I guess what happens is that you are using gcc 4.5 for the CPU code
and gcc 4.4 as the nvcc host compiler. However, the compiler options
used for gcc (CMAKE_CXX_FLAGS) get propagated to nvcc;
-fexcess-precision=fast is supported by gcc 4.5, but not by 4.4, hence
the error when compiling CUDA code.


 Also, I tried the Intel compilers that comes with the non-commercial  Intel 
 c++ composer XE (which I believe are recommended).
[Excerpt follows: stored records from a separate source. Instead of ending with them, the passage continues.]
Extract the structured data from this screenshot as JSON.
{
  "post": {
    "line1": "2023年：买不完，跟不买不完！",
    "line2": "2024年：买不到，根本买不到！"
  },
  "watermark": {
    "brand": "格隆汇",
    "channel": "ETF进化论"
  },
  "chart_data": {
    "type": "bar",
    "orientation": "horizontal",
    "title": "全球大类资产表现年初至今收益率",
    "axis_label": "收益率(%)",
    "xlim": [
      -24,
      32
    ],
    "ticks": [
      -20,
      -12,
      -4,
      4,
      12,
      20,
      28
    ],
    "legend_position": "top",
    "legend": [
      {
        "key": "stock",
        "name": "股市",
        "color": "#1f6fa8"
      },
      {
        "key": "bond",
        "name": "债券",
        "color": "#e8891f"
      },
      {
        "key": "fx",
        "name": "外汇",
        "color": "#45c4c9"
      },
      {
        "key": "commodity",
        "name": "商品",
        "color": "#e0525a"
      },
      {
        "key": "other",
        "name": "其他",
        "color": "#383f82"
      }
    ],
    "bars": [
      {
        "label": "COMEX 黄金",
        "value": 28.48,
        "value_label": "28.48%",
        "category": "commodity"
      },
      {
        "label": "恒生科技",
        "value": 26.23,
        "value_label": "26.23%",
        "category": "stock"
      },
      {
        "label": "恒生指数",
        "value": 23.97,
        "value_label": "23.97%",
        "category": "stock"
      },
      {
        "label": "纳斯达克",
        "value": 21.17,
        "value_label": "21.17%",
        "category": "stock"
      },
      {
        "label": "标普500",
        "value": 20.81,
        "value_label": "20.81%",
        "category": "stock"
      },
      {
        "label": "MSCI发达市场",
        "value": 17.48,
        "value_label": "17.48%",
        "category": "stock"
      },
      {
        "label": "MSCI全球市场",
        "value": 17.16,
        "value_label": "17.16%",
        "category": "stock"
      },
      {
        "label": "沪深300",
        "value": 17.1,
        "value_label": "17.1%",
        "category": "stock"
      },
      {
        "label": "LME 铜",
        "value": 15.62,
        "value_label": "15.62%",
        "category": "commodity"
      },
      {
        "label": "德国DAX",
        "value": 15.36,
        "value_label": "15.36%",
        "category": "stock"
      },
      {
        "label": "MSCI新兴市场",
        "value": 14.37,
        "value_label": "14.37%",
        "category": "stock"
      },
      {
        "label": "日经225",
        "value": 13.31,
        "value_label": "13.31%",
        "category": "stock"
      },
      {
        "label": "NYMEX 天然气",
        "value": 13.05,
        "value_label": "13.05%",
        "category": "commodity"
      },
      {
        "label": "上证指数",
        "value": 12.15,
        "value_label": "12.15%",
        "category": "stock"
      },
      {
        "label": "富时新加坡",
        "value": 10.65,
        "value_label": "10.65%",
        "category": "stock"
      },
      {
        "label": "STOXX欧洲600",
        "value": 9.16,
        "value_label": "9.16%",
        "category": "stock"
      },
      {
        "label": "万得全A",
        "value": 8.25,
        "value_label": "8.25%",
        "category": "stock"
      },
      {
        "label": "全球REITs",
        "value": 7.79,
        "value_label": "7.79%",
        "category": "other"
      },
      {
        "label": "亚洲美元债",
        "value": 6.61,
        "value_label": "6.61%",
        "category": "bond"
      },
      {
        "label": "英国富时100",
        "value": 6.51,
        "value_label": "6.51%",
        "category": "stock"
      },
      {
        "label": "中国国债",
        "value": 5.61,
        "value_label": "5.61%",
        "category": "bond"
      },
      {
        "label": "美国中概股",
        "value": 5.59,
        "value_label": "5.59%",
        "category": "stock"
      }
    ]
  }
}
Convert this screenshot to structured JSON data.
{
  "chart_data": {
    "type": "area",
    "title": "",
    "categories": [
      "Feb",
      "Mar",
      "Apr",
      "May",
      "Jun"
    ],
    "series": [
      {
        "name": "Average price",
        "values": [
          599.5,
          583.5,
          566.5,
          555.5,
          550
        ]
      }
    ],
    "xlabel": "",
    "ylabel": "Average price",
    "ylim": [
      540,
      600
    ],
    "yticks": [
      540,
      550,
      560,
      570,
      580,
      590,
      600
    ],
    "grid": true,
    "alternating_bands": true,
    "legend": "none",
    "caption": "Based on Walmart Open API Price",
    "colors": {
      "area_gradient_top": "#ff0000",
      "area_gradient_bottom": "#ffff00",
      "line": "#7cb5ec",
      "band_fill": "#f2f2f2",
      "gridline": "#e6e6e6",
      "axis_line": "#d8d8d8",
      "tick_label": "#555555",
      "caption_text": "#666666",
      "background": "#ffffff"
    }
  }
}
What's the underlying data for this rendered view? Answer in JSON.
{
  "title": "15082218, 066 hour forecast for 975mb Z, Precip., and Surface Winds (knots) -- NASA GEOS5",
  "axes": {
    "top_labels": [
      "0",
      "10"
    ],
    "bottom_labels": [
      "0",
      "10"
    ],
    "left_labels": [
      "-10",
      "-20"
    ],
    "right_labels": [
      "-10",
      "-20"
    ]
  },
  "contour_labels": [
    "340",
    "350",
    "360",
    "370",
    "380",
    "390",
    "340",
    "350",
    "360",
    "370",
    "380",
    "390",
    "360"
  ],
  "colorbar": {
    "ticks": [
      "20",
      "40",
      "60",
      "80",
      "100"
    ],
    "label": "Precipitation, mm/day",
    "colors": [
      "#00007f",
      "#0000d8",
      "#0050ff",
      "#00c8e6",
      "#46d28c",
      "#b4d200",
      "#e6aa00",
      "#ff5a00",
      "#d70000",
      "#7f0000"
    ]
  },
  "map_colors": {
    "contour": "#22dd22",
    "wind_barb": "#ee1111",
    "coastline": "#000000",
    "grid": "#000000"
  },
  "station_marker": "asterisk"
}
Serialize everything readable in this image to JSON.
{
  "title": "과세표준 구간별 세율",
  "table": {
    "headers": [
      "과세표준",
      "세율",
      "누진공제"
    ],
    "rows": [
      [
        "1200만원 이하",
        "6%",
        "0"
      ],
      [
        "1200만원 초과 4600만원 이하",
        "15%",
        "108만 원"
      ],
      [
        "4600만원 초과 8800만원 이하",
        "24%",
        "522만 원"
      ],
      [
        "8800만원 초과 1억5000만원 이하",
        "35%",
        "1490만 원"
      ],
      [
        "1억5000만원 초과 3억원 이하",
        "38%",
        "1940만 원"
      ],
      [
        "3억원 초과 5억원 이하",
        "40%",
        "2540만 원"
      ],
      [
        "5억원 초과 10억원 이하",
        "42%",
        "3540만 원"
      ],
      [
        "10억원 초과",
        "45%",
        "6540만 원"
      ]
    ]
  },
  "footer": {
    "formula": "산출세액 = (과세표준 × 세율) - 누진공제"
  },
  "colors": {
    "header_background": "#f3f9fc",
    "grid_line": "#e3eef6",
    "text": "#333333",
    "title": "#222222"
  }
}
The compilation produces a 
 number of warnings, and then dies with the following error:


 $ CC=/opt/intel/bin/icc  cmake .. -DGMX_GPU=ON 
 -DCUDA_TOOLKIT_ROOT_DIR=/usr/lib/nvidia-cuda-toolkit -DGMX_BUILD_OWN_FFTW=ON

 [ 63%] Building C object share/template/CMakeFiles/template.dir/template.c.o
 make[2]: *** No rule to make target `src/gmxlib/libgmx.so.8', needed by 
 `share/template/template'.  Stop.
 make[1]: *** [share/template/CMakeFiles/template.dir/all] Error 2
 make: *** [all] Error 2

This should work, but CUDA 4.0 is ancient surely does not support icc
13. I suggest that you get CUDA 5.0 and use gcc 4.7 (or a new icc). If
you really want to stick to CUDA 4.0, try using gcc 4.4 as the general
C++ compiler (CMAKE_CXX_COMPILER) which should avoid the above error.